Tangible progress is being made on decarbonization and carbon capture and storage, but it won’t be enough to meet Canada’s net zero target. We’ll also need to remove billions of tonnes of historical emissions from the air every year. This means scaling a nascent industry known as carbon dioxide removal (CDR).
CDR is a set of technologies that accelerates natural systems and creates engineering processes to take carbon dioxide out of the atmosphere and store it away durably, for hundreds to thousands of years.
Today, the world only removes and durably stores a few kilotonnes of carbon annually. CDR needs to grow exponentially—to at least 3.8 GT by 2050—and potentially up to 10 GT (especially if we continue to miss our emission reduction targets). The scale of this challenge is immense.
Companies, as well as countries, have a responsibility to help scale CDR to meet their climate commitments. For over four years, I was the Head of Sustainability at Shopify as the company kickstarted the carbon removal industry. I led the creation and management of Shopify’s Sustainability Fund, which deployed over $50 million into 40 CDR companies.
That experience crystallized that one company making investments—however large—was not enough. That was why Shopify chose to be a founding member of Frontier. Frontier is an advance market commitment where a number of companies have committed to buying more than $1 billion of CDR by 2030.
To date, these corporate efforts were catalytic and intended to bring more CDR supply online. But this approach won’t scale. Not every company can do extensive research and scientific due diligence themselves.
Scaling CDR requires a functioning market, where any company or country can purchase carbon credits and be sure their purchases had measurable climate impact. Earlier iterations of carbon markets couldn’t do this. Millions of carbon credits of varying quality have been issued with significant fraud.
Carbon removal credits are different from earlier “offset” credits (which were issued for “avoided” emissions). The traditional offset industry relies on “avoiding” emissions that would take place if business continued as usual. CDR technologies are inherently different as they pull carbon dioxide out of the air and are clearly additional. Most, if not all, CDR projects would not have taken place without funding through carbon credit sales, which means a direct line between credit purchases and climate benefits that can be measured. These technologies ensure that carbon dioxide stays locked away for thousands of years—far longer than the lifetime of a company, a human, or a tree.

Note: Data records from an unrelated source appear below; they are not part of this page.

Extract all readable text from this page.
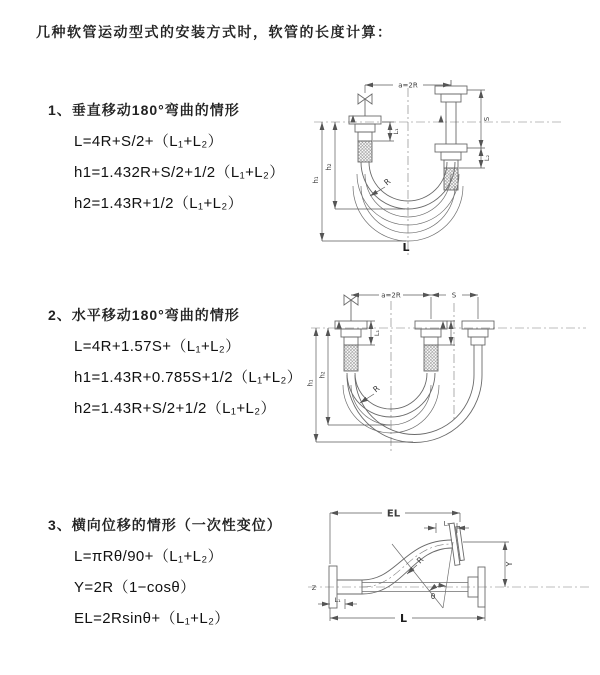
几种软管运动型式的安装方式时，软管的长度计算：
1、垂直移动180°弯曲的情形
L=4R+S/2+（L₁+L₂）
h1=1.432R+S/2+1/2（L₁+L₂）
h2=1.43R+1/2（L₁+L₂）
2、水平移动180°弯曲的情形
L=4R+1.57S+（L₁+L₂）
h1=1.43R+0.785S+1/2（L₁+L₂）
h2=1.43R+S/2+1/2（L₁+L₂）
3、横向位移的情形（一次性变位）
L=πRθ/90+（L₁+L₂）
Y=2R（1−cosθ）
EL=2Rsinθ+（L₁+L₂）
a=2R
S
L₂
L₁
h₁
h₂
R
L
a=2R	S
L₁
h₁
h₂
R
θ
R
EL
L₂
Y
L
L₁
Z
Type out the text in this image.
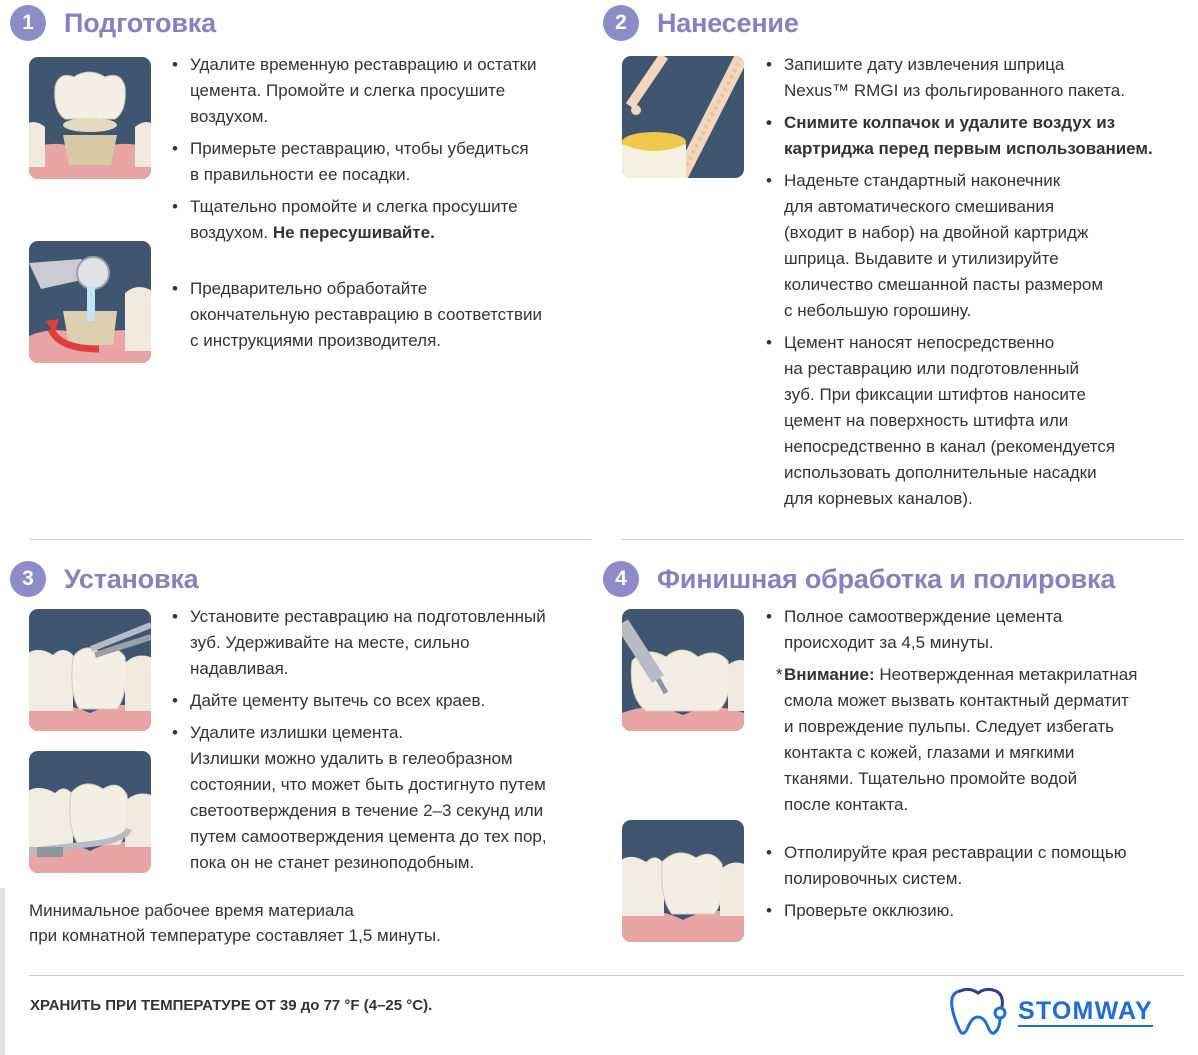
1	Подготовка
• Удалите временную реставрацию и остатки
цемента. Промойте и слегка просушите
воздухом.
• Примерьте реставрацию, чтобы убедиться
в правильности ее посадки.
• Тщательно промойте и слегка просушите
воздухом. Не пересушивайте.
• Предварительно обработайте
окончательную реставрацию в соответствии
с инструкциями производителя.
2	Нанесение
• Запишите дату извлечения шприца
Nexus™ RMGI из фольгированного пакета.
• Снимите колпачок и удалите воздух из
картриджа перед первым использованием.
• Наденьте стандартный наконечник
для автоматического смешивания
(входит в набор) на двойной картридж
шприца. Выдавите и утилизируйте
количество смешанной пасты размером
с небольшую горошину.
• Цемент наносят непосредственно
на реставрацию или подготовленный
зуб. При фиксации штифтов наносите
цемент на поверхность штифта или
непосредственно в канал (рекомендуется
использовать дополнительные насадки
для корневых каналов).
3	Установка
• Установите реставрацию на подготовленный
зуб. Удерживайте на месте, сильно
надавливая.
• Дайте цементу вытечь со всех краев.
• Удалите излишки цемента.
Излишки можно удалить в гелеобразном
состоянии, что может быть достигнуто путем
светоотверждения в течение 2–3 секунд или
путем самоотверждения цемента до тех пор,
пока он не станет резиноподобным.
Минимальное рабочее время материала
при комнатной температуре составляет 1,5 минуты.
4	Финишная обработка и полировка
• Полное самоотверждение цемента
происходит за 4,5 минуты.
* Внимание: Неотвержденная метакрилатная
смола может вызвать контактный дерматит
и повреждение пульпы. Следует избегать
контакта с кожей, глазами и мягкими
тканями. Тщательно промойте водой
после контакта.
• Отполируйте края реставрации с помощью
полировочных систем.
• Проверьте окклюзию.
ХРАНИТЬ ПРИ ТЕМПЕРАТУРЕ ОТ 39 до 77 °F (4–25 °C).	STOMWAY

As these technologies graduate from the lab to the real world, it is crucial to create and enforce scientifically rigorous standards that can transparently measure and prove that the project captured and stored more carbon dioxide than was emitted to operate the process.
For a CDR buyer to trust that the climate benefit was realised from the project, the carbon credits generated from a CDR activity must be independently measured and verified by independent third parties against the most rigorous standards available.
If we can scale carbon removal by setting scientific standards, building trust in a functioning market, and delivering credits that have a real climate impact, the upsides are almost limitless. But this effort is too important to leave up to just the private sector—it is after all a historical cleanup effort. To prevent the mistakes of the past that led to systemic overcrediting and limited climate impact, governments have a clear role to play.
People cross-country ski in the cold weather as an industrial plant is shown in the back ground in Toronto on Friday, Feb. 4, 2022. Nathan Denette/The Canadian Press.
According to a recent gathering of CDR leaders, the most important role for governments is in defining minimum quality standards for CDR and creating guidelines for use cases for corporations. Other countries are already doing this in their own ways.
The European Union has passed legislation that defines quality in carbon removal, including a minimum 200-year durability threshold (the length of time carbon dioxide must be locked away). The United States is running a Procurement prize for CDR that will set implicit standards and send the market a strong signal on the US Government’s expectations for CDR monitoring, reporting, and verification. The United Kingdom has consulted experts on how to integrate CDR credits into its Emissions Trading Scheme.
Canada has already made significant progress in combating climate change and scaling CDR. However, it is quite fragmented so far. Federal efforts such as a legislated net zero target, a national carbon price, and programs like the $135 million Low Carbon Fuel Procurement Program are critical to building demand for CDR. There are also various provincial-level programs that involve CDR. But more can be done to harmonize these efforts.
Ideal policy interventions in CDR regulate quality (setting a minimum bar for durability, or the length of time carbon is sequestered), mandate demand from the private sector, and provide direct funding for scaling the industry. Like all G20 countries, Canada should continue its progress in implementing such comprehensive CDR policies before 2030.
Canada has the conditions to become a clear leader in CDR—abundant renewable energy, incredible talent in engineering, science, and technology, and existing industries that offer complementary infrastructure (such as logistics, extractive industries, and more). The government has a once-in-a-generation chance to shepherd what will be a multi-billion dollar industry while creating new jobs, increasing productivity, and reaching its net zero target. I encourage our leaders to seize the opportunity.